Un relato kafkiano-castrista
Los invito a indagar la libertad ciudadana en la Cuba castrista desde la trama de un relato de Kafka titulado “Ante la ley”. Un ciudadano de nombre J. en la Cuba socialista de los años 70 le pide a un agente de la Seguridad del Estado que le permita entrar a través de una puerta que conduce a la ley (qué es la ley, no se sabe).
Kafka no aclara si entrar radica en un derecho o un favor. Ya veremos por qué. El seguroso responde:
—Es posible, pero ahora no.
J. vislumbra más allá de la puerta y decide esperar. El oficial se acerca al ciudadano y le susurra:
—Atrévete.
Kafka indica que J. observa continuamente al guardia. Comienza a creer que este es el único obstáculo que lo separa de la ley.
Después de semanas de espera, J. decide sobornar al seguroso. Para lograrlo, se integra al proceso político revolucionario. Hace guardias en la cuadra y acude regularmente a la Plaza de la Revolución a oír las monsergas de la VOZ. Con el tiempo, J. y el seguroso se hacen amigos. Este último se franquea con el primero:
—Todo pinta bien, pero aún tu entrada no ha sido aprobada.

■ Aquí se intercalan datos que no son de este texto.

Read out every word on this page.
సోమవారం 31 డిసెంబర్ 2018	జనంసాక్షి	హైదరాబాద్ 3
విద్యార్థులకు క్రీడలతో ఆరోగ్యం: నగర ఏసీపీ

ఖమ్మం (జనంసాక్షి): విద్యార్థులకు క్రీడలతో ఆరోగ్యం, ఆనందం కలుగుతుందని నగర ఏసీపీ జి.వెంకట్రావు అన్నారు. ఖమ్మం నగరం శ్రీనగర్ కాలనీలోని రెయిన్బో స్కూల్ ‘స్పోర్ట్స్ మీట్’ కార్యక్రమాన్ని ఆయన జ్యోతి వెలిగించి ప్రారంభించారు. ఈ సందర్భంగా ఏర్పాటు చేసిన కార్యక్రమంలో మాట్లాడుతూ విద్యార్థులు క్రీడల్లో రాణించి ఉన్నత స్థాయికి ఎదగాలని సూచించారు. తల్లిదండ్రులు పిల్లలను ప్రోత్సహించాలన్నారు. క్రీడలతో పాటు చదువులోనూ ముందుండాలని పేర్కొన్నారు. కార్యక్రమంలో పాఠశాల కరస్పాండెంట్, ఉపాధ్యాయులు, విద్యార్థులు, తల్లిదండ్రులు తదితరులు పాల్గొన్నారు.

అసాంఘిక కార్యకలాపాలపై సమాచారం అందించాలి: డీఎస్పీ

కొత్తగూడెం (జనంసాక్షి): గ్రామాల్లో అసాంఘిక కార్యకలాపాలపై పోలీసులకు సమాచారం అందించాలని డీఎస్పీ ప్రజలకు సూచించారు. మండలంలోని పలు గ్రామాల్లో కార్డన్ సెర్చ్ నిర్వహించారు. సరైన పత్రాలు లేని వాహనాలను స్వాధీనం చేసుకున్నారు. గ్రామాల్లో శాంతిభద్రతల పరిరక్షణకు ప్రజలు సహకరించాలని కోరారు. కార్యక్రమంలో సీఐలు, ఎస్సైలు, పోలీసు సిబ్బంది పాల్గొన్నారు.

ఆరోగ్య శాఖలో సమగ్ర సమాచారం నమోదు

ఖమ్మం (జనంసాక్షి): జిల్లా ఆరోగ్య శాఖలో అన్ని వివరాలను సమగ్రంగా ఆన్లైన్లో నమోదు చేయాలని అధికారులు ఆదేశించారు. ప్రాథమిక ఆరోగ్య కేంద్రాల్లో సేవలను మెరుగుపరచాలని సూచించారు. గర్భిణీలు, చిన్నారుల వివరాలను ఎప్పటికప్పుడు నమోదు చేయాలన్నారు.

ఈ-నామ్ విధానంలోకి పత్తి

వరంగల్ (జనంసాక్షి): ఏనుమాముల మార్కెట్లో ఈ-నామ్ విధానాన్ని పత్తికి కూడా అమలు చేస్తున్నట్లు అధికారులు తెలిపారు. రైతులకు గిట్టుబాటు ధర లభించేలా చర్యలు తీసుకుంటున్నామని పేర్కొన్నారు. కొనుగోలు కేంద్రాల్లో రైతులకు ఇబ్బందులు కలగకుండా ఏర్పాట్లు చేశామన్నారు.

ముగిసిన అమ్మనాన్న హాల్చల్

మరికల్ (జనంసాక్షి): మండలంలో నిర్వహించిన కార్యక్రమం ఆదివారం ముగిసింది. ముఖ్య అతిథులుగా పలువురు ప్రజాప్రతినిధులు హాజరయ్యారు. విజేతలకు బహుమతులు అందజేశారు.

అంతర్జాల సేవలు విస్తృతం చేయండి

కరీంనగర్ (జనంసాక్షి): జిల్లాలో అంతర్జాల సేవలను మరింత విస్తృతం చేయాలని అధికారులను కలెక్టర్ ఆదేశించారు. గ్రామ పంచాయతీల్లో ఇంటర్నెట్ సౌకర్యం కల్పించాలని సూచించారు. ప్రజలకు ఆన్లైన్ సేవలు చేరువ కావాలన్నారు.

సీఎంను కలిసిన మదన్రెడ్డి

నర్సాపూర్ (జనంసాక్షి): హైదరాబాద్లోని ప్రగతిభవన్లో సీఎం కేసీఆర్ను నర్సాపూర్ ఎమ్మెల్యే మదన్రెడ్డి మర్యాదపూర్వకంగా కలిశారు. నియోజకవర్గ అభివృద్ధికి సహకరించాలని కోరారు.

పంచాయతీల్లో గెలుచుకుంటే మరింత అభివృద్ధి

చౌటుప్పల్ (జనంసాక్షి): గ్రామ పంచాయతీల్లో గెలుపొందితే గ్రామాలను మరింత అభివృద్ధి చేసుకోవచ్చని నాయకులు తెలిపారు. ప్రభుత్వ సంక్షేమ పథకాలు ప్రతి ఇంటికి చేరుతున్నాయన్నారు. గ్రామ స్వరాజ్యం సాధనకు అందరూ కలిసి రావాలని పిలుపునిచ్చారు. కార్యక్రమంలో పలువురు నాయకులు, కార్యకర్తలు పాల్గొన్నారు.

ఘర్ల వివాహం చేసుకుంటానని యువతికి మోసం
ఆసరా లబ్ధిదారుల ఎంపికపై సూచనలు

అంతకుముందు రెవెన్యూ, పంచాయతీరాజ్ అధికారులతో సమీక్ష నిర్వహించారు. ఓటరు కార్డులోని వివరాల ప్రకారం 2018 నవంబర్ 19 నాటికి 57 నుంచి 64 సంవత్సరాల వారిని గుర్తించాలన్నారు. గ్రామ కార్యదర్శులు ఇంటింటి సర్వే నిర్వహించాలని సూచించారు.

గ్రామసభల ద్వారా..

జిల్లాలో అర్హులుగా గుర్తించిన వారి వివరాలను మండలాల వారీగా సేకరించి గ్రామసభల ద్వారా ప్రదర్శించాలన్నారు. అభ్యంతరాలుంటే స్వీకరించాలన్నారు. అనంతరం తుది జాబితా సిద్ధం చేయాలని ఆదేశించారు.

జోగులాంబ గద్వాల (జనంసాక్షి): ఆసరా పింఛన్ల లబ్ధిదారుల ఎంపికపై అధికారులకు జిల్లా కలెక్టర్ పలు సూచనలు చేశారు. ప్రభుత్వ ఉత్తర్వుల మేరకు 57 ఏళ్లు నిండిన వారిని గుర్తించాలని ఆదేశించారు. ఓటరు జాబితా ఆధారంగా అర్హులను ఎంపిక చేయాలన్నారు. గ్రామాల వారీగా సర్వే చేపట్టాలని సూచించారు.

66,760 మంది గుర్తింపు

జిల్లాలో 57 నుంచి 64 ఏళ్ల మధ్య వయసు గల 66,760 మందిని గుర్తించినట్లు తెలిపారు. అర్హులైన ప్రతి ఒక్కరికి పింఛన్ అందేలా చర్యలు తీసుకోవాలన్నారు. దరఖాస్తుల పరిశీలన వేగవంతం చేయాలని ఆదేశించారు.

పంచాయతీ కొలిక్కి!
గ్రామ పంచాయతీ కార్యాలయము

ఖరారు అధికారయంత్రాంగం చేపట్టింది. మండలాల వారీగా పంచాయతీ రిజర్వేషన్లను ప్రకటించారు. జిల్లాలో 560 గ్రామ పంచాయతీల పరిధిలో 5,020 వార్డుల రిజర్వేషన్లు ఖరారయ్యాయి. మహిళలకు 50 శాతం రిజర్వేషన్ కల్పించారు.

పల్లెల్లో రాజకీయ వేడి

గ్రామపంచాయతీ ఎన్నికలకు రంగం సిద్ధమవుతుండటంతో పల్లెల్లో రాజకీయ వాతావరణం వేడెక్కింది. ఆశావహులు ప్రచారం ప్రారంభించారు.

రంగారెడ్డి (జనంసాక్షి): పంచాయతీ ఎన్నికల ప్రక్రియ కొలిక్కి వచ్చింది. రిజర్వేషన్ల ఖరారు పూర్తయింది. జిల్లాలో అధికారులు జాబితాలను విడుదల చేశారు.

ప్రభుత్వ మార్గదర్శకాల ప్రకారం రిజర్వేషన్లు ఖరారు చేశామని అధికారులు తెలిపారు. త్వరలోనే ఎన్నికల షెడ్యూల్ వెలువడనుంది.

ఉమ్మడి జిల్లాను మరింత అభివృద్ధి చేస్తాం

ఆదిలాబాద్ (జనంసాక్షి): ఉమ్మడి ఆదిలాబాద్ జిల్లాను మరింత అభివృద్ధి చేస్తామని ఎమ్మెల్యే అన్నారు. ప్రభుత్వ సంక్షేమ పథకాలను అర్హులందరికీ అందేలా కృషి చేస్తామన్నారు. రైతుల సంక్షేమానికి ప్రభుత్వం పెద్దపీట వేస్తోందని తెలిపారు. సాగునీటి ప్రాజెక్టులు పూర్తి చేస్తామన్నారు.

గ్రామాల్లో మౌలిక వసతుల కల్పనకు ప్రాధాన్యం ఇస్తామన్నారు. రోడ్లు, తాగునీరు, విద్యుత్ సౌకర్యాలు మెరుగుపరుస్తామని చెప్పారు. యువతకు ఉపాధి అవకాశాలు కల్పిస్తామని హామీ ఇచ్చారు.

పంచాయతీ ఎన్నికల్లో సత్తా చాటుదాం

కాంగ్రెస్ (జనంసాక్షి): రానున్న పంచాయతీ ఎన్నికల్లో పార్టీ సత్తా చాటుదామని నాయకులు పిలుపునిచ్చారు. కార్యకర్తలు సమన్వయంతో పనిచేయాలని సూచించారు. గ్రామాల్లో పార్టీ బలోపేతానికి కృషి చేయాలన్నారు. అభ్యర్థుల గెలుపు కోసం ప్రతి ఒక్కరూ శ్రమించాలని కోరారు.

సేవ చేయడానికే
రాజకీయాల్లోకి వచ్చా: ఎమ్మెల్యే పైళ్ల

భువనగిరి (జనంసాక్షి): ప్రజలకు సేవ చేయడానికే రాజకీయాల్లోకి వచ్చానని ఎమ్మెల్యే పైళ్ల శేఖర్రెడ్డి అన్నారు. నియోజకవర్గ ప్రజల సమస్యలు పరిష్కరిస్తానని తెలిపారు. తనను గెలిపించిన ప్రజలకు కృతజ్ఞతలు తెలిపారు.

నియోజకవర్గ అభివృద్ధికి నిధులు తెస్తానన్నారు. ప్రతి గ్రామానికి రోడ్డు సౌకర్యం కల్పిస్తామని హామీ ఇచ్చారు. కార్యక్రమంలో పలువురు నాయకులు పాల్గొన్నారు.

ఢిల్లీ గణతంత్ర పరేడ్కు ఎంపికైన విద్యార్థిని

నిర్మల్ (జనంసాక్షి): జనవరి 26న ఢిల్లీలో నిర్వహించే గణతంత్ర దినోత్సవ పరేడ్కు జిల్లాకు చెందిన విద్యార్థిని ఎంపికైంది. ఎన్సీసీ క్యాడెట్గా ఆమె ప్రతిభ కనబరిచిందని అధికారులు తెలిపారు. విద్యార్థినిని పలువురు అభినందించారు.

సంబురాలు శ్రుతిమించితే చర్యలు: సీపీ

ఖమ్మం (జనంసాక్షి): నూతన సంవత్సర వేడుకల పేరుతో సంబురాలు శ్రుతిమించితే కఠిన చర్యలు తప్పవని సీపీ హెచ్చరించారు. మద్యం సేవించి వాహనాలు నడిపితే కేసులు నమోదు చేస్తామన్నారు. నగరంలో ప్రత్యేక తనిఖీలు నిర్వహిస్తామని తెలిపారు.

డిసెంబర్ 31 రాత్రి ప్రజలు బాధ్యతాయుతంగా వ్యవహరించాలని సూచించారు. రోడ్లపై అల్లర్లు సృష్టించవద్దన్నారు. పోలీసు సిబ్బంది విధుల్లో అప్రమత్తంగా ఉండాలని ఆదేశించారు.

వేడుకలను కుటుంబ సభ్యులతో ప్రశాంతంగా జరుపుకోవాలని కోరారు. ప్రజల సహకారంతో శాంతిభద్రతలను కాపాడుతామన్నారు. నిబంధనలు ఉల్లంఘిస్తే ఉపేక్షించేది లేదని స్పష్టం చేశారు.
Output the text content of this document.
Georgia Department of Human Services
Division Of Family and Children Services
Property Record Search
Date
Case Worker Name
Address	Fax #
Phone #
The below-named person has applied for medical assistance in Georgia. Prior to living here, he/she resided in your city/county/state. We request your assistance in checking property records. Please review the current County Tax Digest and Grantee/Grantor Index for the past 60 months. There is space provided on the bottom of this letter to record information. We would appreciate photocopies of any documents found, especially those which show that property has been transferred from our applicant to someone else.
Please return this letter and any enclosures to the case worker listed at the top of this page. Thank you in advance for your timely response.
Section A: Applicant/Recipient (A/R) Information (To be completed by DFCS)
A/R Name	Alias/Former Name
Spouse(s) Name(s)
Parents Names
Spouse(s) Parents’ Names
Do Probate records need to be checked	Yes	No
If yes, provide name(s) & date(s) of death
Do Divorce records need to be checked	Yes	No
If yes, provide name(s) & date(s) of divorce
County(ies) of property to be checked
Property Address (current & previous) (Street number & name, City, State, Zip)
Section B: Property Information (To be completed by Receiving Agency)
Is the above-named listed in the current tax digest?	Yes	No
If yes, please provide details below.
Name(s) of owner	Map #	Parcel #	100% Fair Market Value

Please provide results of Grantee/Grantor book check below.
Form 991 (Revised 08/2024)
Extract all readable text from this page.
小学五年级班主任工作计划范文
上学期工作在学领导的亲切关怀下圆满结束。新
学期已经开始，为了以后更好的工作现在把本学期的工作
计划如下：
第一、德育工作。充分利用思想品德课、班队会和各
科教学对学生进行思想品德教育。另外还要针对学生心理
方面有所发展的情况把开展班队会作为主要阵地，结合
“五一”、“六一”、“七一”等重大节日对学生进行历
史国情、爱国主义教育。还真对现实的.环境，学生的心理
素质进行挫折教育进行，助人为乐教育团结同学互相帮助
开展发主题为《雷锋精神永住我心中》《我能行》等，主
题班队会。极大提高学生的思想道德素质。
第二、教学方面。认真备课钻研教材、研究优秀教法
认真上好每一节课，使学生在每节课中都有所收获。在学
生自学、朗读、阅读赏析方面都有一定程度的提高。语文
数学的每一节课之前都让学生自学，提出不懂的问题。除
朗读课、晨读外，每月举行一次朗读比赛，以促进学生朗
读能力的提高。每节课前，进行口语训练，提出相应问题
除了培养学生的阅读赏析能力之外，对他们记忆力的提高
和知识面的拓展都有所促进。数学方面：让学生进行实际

Lo que sigue podría sorprender a cualquiera. Con los años de espera la vista de J. se debilita; ya no sabe si hay menos luz o si solo le engañan sus ojos. En medio de la oscuridad distingue un resplandor que brota de la puerta de la ley. Siente que le queda poco tiempo de vida. Antes de morir, todas las experiencias de esos largos años se confunden en su mente en una sola pregunta, que hasta ahora no ha formulado. Justo antes de su último aliento, el ciudadano se entera, por boca del seguroso, de lo siguiente:
—La puerta estaba reservada solamente para ti y ahora voy a cerrarla.
¿Cuál es el misterio? Hay una versión fácil, en la que J. es víctima de un chantaje político. Odia el sistema, pero tiene miedo y acepta su larga espera. Y mientras, a resolver se ha dicho. Abriga la esperanza equivocada de que “darle tiempo” es la mejor salida (o la mejor entrada) posible. Pasan los meses y la espera hace estasis. De ahí surge la extrañeza de que el asunto pudo haber tenido solución: doce pasos al frente y cruzar decisivamente el umbral.
Proponemos otra versión alternativa: J. miente y se engaña. Siempre ha visto la puerta como un “es posible” pero “todavía no”, fenómeno que refleja su realidad cotidiana. Desea entrar, sí, pero ese apetito no es tan fuerte como para sacarlo de su marasmo. Querer entrar en la ley es un epifenómeno político demasiado al norte de los hechos. Yel seguroso (entrenado en cuestiones ideológicas) lo sabe muy bien. De ahí que terminen comulgando y metiéndose forro el uno al otro. Ese teatro de esperar de J. es un para-qué-perder-el-tiempo, para-qué-volvernos-locos político y existencial que solo se aprende en la escuelita totalitaria castrista.
¿Cómo pudo el ciudadano ignorar por tanto tiempo que nadie absolutamente entraba por la puerta? Y a los demás, ¿acaso no les importaba entrar? El asunto es que el ciudadano no se ve como unidad sino como el pueblo, ¿y puede haber acaso una puerta tan grande por donde entre tanta gente?
La realidad kafkiana aplicada al castrismo no termina con una crisis existencial, sino más bien con la incertidumbre propia del pelágico letargo totalitario.
Hay otro asunto de índole privada. J. comenzó a disfrutar sus guardias en el CDR, el empuje unánime de las concentraciones, el calor compañeril de los círculos de estudio y la disciplina de los lineamientos del Partido. Para el ciudadano, la puerta fue un quizá al norte del horizonte, inmanencia que alimenta a millones de almas que aún esperan entrar por la puerta de la ley.